Question

Numerically greatest term in the expansion of $(2x-3y)^n$ when $x=\frac{7}{5}, y=\frac{3}{7}$ and $n=13$ is

• A. $13.3^5.7^9$
• B. $13.3^4.7^9$
• C. $26.3^5.7^9$
• D. $26.3^4.7^9$

Hint:

When calculating the numerically greatest term, be very careful with the formula for the ratio, which is $\frac{n-r+1}{r} |\frac{B}{A}|$. A common mistake is using $r+1$ in the denominator. If your calculated value does not match the options, double-check your arithmetic. If it still doesn't match, the question might be flawed, which can happen in competitive exams.

Answer 1

The Correct Option is C

Step 1: Understanding the Concept
To find the numerically greatest term in the binomial expansion of $(a+b)^n$, we find the value of $r$ for which the term $T_{r+1} = {^n}C_r a^{n-r} b^r$ is maximum.
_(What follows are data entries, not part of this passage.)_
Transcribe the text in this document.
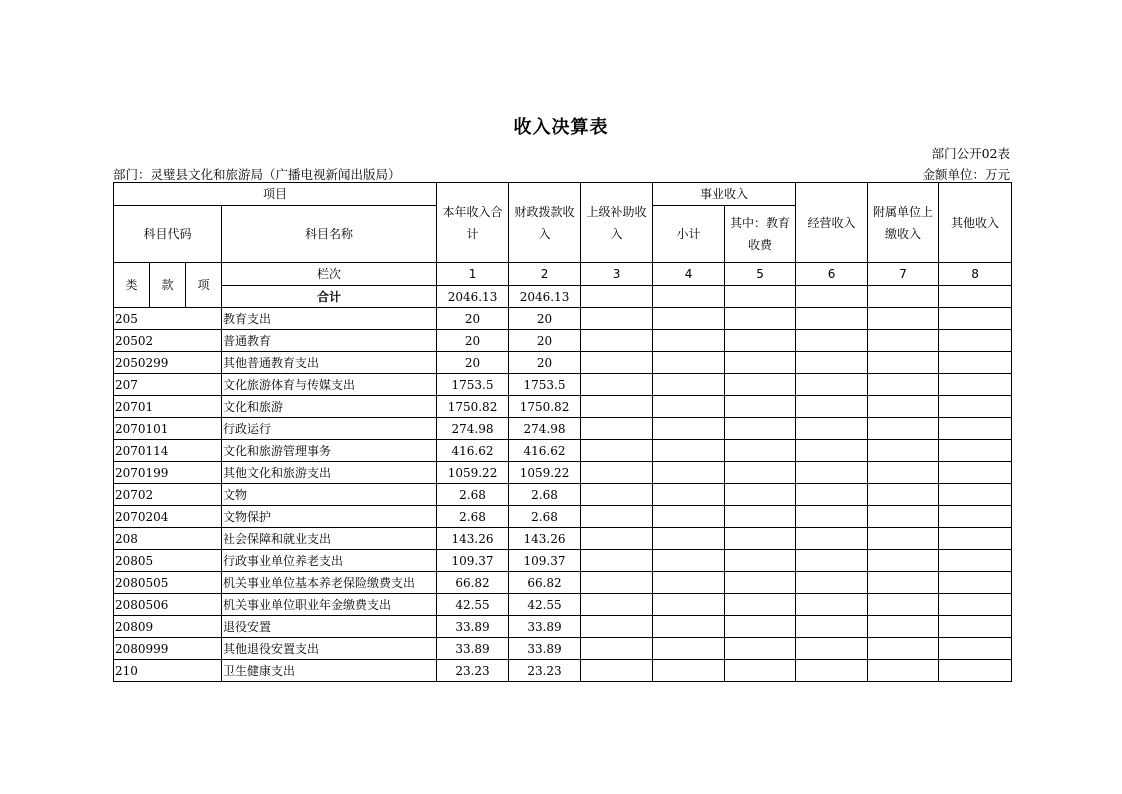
收入决算表
部门公开02表
部门：灵璧县文化和旅游局（广播电视新闻出版局）	金额单位：万元
项目				本年收入合计	财政拨款收入	上级补助收入	事业收入		经营收入	附属单位上缴收入	其他收入
科目代码			科目名称				小计	其中：教育收费			
类	款	项	栏次	1	2	3	4	5	6	7	8
			合计	2046.13	2046.13						
205			教育支出	20	20						
20502			普通教育	20	20						
2050299			其他普通教育支出	20	20						
207			文化旅游体育与传媒支出	1753.5	1753.5						
20701			文化和旅游	1750.82	1750.82						
2070101			行政运行	274.98	274.98						
2070114			文化和旅游管理事务	416.62	416.62						
2070199			其他文化和旅游支出	1059.22	1059.22						
20702			文物	2.68	2.68						
2070204			文物保护	2.68	2.68						
208			社会保障和就业支出	143.26	143.26						
20805			行政事业单位养老支出	109.37	109.37						
2080505			机关事业单位基本养老保险缴费支出	66.82	66.82						
2080506			机关事业单位职业年金缴费支出	42.55	42.55						
20809			退役安置	33.89	33.89						
2080999			其他退役安置支出	33.89	33.89						
210			卫生健康支出	23.23	23.23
This is done by analyzing the ratio of consecutive terms, $|\frac{T_{r+1}}{T_r}|$.
Step 2: Key Formula or Approach
The numerically greatest term is $T_{r+1}$ where $r$ is determined by the inequality:
\[ \left|\frac{T_{r+1}}{T_r}\right| \ge 1 \] For the expansion $(A+B)^n$, this ratio is $\frac{n-r+1}{r}\left|\frac{B}{A}\right|$. We solve for $r$ using this inequality.
If the result is $r \le m$, where $m$ is not an integer, the greatest term is $T_{\lfloor m \rfloor+1}$. If $m$ is an integer, $T_m$ and $T_{m+1}$ are equal and are the greatest terms.
Step 3: Detailed Explanation
The expansion is for $(2x-3y)^{13}$.
Here, $n=13$, $A = 2x$, and $B = -3y$.
Given $x = \frac{7}{5}$ and $y = \frac{3}{7}$.
First, calculate the values of A and B:
\[ A = 2x = 2 \cdot \frac{7}{5} = \frac{14}{5} \] \[ B = -3y = -3 \cdot \frac{3}{7} = -\frac{9}{7} \] Now, we set up the inequality:
\[ \frac{13-r+1}{r} \left| \frac{-9/7}{14/5} \right| \ge 1 \] \[ \frac{14-r}{r} \left( \frac{9/7}{14/5} \right) \ge 1 \] \[ \frac{14-r}{r} \left( \frac{9 \times 5}{7 \times 14} \right) \ge 1 \] \[ \frac{14-r}{r} \left( \frac{45}{98} \right) \ge 1 \] \[ 45(14-r) \ge 98r \] \[ 630 - 45r \ge 98r \] \[ 630 \ge 143r \] \[ r \le \frac{630}{143} \approx 4.405 \] Since $r$ must be an integer, the largest value of $r$ satisfying this is $r=4$.
The numerically greatest term is $T_{r+1} = T_{4+1} = T_5$.
Now we calculate the value of $T_5$:
\[ T_5 = {^{13}}C_4 (2x)^{13-4} (-3y)^4 = {^{13}}C_4 (2x)^9 (3y)^4 \] \[ {^{13}}C_4 = \frac{13 \times 12 \times 11 \times 10}{4 \times 3 \times 2 \times 1} = 13 \times 5 \times 11 = 715 \] \[ T_5 = 715 \left(2 \cdot \frac{7}{5}\right)^9 \left(3 \cdot \frac{3}{7}\right)^4 = 715 \left(\frac{14}{5}\right)^9 \left(\frac{9}{7}\right)^4 \] \[ T_5 = 715 \frac{14^9}{5^9} \frac{9^4}{7^4} = (5 \times 11 \times 13) \frac{(2 \times 7)^9}{5^9} \frac{(3^2)^4}{7^4} \] \[ T_5 = (5 \times 11 \times 13) \frac{2^9 \times 7^9}{5^9} \frac{3^8}{7^4} = \frac{11 \times 13 \times 2^9 \times 3^8 \times 7^5}{5^8} \] This calculated value does not match any of the options. This indicates a probable typo in the question's parameters ($x, y, n$) or the options provided.
Given the discrepancy, it's impossible to logically derive the provided correct answer from the question as stated. There must be an error in the source material.
Step 4: Final Answer
Based on a correct application of the standard method, the numerically greatest term is the 5th term, $T_5$, whose value is $\frac{11 \times 13 \times 2^9 \times 3^8 \times 7^5}{5^8}$. This does not match the provided options, suggesting an error in the problem statement.